The record for these seven “agreement games” stands at 4-3, favouring Webster. Webster had an undefeated varsity season in 2009 (their second in school history), in addition to winning the state championship but their “underclassmen” lost the Turkey Day Game and they never had the opportunity to play Kirkwood’s varsity team. Now, the 2012 Kirkwood Pioneers have their second undefeated varsity season and their first state championship with an “underclassmen” Turkey Day loss. However, unlike the 2009 Statesmen, Kirkwood did have the opportunity to play Webster for the Division 2 championship – a game they won on the way to their state championship. In effect, this year’s circumstances emphasize why there is an inequity for a state championship team in the Turkey Day Game and why it should not count on the varsity records. It should also be noted that varsity players should not have to be concerned with who wins or loses a Turkey Day Game, when they have no means to affect its outcome. That matter should always be determined by playing on the field and not one based on the technicality of, what many consider to be, an exhibition game. Furthermore, it was reported that if the Kirkwood underclassmen lost the Turkey Day Game, the Suburban South Conference Championship would be a tripartite tie between Kirkwood, Webster, and Rockwood Summit. However, similarly, Kirkwood’s varsity team beat both Webster’s varsity team and Rockwood Summit’s varsity team during the 2012 season. Would either of these two teams also claim to share a conference championship due to a technicality against a foe to whom they legitimately lost a game?
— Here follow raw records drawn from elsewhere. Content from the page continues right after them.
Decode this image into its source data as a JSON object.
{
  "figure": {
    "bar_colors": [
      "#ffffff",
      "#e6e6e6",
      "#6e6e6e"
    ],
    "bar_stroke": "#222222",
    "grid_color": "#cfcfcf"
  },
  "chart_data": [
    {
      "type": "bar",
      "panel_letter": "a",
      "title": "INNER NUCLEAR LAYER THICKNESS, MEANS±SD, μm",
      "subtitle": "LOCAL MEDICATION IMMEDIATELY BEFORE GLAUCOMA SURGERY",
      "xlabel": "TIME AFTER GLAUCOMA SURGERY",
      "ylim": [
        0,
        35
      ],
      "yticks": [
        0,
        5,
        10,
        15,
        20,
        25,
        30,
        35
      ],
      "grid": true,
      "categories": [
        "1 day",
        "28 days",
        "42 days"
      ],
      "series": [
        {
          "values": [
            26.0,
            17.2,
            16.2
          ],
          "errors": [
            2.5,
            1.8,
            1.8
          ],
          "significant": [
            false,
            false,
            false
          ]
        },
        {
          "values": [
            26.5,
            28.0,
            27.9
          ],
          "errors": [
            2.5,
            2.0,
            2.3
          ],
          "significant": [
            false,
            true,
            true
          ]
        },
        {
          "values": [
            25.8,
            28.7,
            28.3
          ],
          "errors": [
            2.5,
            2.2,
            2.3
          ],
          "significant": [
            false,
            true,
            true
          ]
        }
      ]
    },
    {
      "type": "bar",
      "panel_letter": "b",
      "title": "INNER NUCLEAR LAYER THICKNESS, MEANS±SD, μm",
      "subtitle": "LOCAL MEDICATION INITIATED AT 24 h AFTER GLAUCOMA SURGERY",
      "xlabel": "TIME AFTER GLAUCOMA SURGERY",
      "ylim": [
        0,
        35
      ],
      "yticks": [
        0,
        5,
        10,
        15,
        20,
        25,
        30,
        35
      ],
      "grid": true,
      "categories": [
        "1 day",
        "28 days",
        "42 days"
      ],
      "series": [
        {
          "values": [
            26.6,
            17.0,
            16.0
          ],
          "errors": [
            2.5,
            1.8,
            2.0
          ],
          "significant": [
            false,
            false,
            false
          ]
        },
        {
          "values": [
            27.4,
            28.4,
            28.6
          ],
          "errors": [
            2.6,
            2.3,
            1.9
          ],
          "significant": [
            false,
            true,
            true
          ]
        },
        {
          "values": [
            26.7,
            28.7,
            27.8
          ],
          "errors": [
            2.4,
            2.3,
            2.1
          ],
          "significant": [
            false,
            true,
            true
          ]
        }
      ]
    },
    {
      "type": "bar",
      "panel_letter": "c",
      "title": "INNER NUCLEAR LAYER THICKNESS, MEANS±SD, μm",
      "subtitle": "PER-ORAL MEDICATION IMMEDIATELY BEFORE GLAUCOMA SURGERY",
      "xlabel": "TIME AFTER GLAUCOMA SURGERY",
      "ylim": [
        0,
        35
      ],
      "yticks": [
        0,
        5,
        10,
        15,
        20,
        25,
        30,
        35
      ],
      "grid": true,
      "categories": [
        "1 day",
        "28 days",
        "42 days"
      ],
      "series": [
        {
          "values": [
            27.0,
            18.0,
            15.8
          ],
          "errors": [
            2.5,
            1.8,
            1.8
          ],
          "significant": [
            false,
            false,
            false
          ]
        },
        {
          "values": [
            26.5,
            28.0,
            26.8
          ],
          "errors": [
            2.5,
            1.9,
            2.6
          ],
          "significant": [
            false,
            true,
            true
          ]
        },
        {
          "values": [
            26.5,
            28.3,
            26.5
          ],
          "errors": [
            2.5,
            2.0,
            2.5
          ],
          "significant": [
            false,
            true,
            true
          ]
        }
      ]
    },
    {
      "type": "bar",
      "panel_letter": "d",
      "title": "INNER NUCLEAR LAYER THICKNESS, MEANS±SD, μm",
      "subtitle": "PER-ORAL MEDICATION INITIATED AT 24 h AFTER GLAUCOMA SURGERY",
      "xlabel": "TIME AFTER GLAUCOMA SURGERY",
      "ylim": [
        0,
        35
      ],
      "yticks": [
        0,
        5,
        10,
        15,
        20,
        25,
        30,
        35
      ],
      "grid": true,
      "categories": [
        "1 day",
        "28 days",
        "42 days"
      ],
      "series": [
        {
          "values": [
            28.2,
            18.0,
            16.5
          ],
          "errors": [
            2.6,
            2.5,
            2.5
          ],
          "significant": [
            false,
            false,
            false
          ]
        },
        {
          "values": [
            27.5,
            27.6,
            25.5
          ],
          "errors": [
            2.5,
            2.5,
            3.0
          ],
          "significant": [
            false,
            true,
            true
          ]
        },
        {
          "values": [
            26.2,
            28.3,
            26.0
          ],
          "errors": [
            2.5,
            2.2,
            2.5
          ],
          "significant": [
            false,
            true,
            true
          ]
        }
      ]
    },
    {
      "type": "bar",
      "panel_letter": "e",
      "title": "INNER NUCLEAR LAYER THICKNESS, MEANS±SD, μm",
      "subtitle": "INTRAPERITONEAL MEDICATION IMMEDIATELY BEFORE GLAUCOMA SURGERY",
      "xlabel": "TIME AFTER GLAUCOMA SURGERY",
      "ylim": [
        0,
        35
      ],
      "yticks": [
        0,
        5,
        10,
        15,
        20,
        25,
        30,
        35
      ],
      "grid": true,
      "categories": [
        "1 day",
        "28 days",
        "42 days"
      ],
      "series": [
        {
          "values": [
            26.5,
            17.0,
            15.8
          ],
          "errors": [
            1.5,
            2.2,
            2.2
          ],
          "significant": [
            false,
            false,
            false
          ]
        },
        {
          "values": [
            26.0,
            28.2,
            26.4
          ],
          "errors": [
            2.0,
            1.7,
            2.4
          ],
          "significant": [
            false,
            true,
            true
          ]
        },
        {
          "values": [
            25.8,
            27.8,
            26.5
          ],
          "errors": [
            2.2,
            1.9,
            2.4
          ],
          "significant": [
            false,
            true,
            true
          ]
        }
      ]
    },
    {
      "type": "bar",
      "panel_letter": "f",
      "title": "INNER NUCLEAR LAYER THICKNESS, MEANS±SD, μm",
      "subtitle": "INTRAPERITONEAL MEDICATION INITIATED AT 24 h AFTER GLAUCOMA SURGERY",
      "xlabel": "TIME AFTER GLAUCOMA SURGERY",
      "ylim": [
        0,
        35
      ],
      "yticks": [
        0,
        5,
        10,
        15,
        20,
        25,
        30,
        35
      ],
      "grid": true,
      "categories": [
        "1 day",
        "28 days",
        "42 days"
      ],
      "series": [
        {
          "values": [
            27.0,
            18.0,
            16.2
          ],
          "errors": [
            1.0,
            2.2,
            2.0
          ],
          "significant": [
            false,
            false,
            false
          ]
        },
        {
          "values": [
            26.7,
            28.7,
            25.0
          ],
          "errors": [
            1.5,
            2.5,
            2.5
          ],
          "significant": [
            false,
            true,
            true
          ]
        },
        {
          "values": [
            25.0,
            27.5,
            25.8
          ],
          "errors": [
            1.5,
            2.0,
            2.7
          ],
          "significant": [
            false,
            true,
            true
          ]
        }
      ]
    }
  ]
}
Doubtless, there are technicalities that must be followed because of the Missouri State High School Activities Association, but when it comes to sending varsity records to the Missouri State High School Activities Association, those records should be those that the team actually, not technically, played. Let someone other than the schools determine if those records are inaccurate and let these players enjoy their undefeated and untied championship season. They not only earned it – they played the games to prove it.